Questa è una situazione molto più frequente di quanto si pensi, accade anche quando un figlio va male a scuola o quando vive momenti di sbandamento a cui non può opporsi, perché l’esistenza lo mette in difficoltà, come accade spesso a noi adulti.
I genitori, entrambi o uno dei due, si sentono traditi, perché il loro copione è stato stravolto.
Nei giorni scorsi, uno zio aveva percosso un ragazzino gay, su mandato del padre di quest’ultimo, perché loro “ricchioni in famiglia non ne vogliono”. Non è previsto nel copione.
Questa è l’atteggiamento più comune nei rapporti tra generazioni. Ci sono due attori protagonisti, i genitori, e poi dei comprimari che devono attenersi alla sceneggiatura. Ecco spiegato perché quella ragazza, che si era rovinata la vita indulgendo in un matrimonio privo di senso, proprio per compiacere sua madre, stava facendo soffrire la genitrice.
Anche il mantra di tanti insegnanti, “il ragazzo potrebbe dare di più”, appartiene a questo filone.
Le attese dei grandi, condensate in copioni spesso ripetitivi e arbitrari, possono fare più danni di un meteorite.

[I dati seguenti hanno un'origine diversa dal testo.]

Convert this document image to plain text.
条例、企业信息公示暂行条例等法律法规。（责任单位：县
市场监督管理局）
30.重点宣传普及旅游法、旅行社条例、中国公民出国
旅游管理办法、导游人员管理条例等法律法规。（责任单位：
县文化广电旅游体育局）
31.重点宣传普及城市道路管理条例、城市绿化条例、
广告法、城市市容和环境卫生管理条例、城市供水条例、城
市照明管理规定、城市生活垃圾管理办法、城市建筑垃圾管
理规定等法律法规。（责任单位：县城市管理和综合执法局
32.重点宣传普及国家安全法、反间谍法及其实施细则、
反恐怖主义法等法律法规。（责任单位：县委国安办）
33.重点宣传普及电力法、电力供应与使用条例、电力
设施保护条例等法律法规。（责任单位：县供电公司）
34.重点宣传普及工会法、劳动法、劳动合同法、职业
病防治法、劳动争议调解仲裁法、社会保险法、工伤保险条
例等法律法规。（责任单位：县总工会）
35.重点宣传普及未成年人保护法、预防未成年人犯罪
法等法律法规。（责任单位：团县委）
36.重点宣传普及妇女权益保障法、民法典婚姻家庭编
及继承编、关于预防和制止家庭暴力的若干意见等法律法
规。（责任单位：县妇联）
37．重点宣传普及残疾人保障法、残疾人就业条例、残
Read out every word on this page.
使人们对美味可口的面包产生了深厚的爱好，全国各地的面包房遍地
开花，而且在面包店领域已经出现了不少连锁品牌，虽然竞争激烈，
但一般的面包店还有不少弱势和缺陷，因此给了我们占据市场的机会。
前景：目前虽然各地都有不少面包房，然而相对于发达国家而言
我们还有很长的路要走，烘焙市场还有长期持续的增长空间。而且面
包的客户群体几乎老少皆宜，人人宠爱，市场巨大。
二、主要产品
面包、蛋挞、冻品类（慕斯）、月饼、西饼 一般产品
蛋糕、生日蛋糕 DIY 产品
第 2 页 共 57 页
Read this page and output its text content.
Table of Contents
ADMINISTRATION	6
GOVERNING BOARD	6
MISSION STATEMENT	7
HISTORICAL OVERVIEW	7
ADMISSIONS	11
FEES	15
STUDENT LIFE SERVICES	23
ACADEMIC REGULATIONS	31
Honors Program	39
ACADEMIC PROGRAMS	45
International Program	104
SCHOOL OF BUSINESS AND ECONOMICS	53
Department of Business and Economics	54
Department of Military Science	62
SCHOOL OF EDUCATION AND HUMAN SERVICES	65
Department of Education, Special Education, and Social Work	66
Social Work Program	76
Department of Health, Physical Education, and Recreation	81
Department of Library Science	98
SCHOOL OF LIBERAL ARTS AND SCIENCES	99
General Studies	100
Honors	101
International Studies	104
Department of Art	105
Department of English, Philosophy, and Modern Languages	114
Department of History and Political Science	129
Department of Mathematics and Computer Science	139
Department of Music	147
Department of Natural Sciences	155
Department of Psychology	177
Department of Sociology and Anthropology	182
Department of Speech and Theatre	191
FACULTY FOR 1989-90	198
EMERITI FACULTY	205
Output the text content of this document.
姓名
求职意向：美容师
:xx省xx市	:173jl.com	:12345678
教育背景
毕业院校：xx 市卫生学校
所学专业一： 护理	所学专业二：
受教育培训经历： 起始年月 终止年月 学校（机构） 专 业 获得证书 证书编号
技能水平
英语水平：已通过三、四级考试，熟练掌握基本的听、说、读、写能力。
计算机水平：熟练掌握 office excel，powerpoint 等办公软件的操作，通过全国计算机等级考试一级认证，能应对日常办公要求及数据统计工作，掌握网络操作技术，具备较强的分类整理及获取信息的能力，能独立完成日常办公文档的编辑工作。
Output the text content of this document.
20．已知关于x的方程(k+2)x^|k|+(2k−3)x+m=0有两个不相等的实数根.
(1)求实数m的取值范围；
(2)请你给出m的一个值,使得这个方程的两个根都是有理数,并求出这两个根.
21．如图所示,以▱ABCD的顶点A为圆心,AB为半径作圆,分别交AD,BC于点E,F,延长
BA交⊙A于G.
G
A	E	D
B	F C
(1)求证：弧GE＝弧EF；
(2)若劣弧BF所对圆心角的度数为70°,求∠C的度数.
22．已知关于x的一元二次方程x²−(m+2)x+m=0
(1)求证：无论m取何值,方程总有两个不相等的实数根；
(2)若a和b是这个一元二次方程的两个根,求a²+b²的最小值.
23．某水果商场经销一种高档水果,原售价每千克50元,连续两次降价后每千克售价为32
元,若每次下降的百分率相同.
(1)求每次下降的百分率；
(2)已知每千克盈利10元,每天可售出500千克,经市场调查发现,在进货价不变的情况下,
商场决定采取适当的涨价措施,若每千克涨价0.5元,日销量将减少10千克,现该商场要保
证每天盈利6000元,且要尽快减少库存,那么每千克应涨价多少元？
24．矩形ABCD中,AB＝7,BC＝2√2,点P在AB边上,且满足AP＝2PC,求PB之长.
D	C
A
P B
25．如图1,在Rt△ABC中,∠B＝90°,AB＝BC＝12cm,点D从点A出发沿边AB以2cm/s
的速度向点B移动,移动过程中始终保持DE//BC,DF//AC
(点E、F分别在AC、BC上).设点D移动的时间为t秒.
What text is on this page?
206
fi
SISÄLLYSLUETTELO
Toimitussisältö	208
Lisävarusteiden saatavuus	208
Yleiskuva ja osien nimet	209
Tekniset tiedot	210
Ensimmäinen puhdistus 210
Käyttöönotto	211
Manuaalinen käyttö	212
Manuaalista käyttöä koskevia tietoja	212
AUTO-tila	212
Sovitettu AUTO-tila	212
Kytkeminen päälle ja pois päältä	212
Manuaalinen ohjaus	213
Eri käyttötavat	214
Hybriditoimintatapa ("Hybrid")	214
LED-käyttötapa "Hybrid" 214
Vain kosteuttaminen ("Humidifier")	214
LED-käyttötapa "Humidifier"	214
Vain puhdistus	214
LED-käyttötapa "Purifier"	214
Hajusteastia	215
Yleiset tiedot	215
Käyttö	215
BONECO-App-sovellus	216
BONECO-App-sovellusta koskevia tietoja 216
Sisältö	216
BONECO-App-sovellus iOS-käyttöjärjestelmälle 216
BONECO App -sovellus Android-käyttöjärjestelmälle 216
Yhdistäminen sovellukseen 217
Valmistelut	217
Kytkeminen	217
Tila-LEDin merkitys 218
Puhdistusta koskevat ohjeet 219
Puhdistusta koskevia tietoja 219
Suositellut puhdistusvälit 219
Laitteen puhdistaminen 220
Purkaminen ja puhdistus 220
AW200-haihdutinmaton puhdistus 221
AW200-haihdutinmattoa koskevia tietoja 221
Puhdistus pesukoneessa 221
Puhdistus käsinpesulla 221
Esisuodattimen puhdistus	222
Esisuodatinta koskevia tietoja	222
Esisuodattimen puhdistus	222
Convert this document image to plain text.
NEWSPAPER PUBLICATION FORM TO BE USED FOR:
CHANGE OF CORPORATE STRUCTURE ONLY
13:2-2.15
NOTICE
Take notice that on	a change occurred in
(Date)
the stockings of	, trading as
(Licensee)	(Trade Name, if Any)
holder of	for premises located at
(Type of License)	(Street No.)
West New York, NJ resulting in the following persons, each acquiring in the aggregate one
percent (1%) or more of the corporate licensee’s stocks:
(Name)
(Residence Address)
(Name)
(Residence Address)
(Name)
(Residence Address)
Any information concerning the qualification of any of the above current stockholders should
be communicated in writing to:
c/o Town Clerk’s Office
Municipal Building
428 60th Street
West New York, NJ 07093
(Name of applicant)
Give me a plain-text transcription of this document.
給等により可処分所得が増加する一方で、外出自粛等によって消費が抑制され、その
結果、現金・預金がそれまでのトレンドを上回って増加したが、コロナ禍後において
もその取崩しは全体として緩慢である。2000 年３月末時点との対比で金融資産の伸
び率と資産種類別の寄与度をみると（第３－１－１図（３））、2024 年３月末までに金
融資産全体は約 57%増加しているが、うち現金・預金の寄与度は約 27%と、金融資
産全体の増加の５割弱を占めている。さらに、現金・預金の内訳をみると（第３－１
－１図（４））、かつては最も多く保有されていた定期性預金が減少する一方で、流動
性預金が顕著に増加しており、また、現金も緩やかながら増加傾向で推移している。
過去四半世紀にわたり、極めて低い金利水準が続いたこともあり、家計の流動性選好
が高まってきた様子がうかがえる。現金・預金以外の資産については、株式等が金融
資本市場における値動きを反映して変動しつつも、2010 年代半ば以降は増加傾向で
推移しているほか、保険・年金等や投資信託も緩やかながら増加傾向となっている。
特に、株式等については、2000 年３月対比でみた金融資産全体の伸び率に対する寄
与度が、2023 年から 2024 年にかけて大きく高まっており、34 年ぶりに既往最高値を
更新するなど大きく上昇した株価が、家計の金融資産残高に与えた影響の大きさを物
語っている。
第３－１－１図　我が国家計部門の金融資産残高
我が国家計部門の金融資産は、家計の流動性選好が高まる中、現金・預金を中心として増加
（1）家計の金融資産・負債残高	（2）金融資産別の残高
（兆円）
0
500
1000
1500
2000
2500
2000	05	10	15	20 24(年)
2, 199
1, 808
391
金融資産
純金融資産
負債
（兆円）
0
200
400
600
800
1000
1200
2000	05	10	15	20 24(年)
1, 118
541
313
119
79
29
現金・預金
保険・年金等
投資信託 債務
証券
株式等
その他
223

Modo egoistico di vivere i legami che diventano asfissianti, fino a soffocare. Via semplicistica per educare, nell’illusione, o meglio, nella presunzione, di poter gestire gli alunni come burattini, poveri pezzi di legno senza emozioni e cervello, offrendo stimoli da copione. Non è così. Per esperienza ogni bambino è diverso, ogni figlio è diverso, non esistono ricette educative che vanno bene individualmente per tutti e che si replicano ogni anno, non hanno senso i legami zavorre. Purtroppo veritiera la sua osservazione: si tratta di pratiche diffuse. Una mia amica non ha potuto continuare gli studi per compensare, su richiesta della madre, il vuoto che l’altra figlia aveva lasciato andando a vivere all’estero. “Almeno tu stai con me!”. Poteva essere una madre anche affettuosa, ma ha condizionato fortemente la figlia, convincendola. Il tempo ha restituito rimpianti e profondo malessere. Nella vita ognuno ha il diritto di scriversi il proprio copione e viverlo da protagonista, con sguardi benevoli e attenti che accendono luci senza gettare ombre meschine ed egoistiche.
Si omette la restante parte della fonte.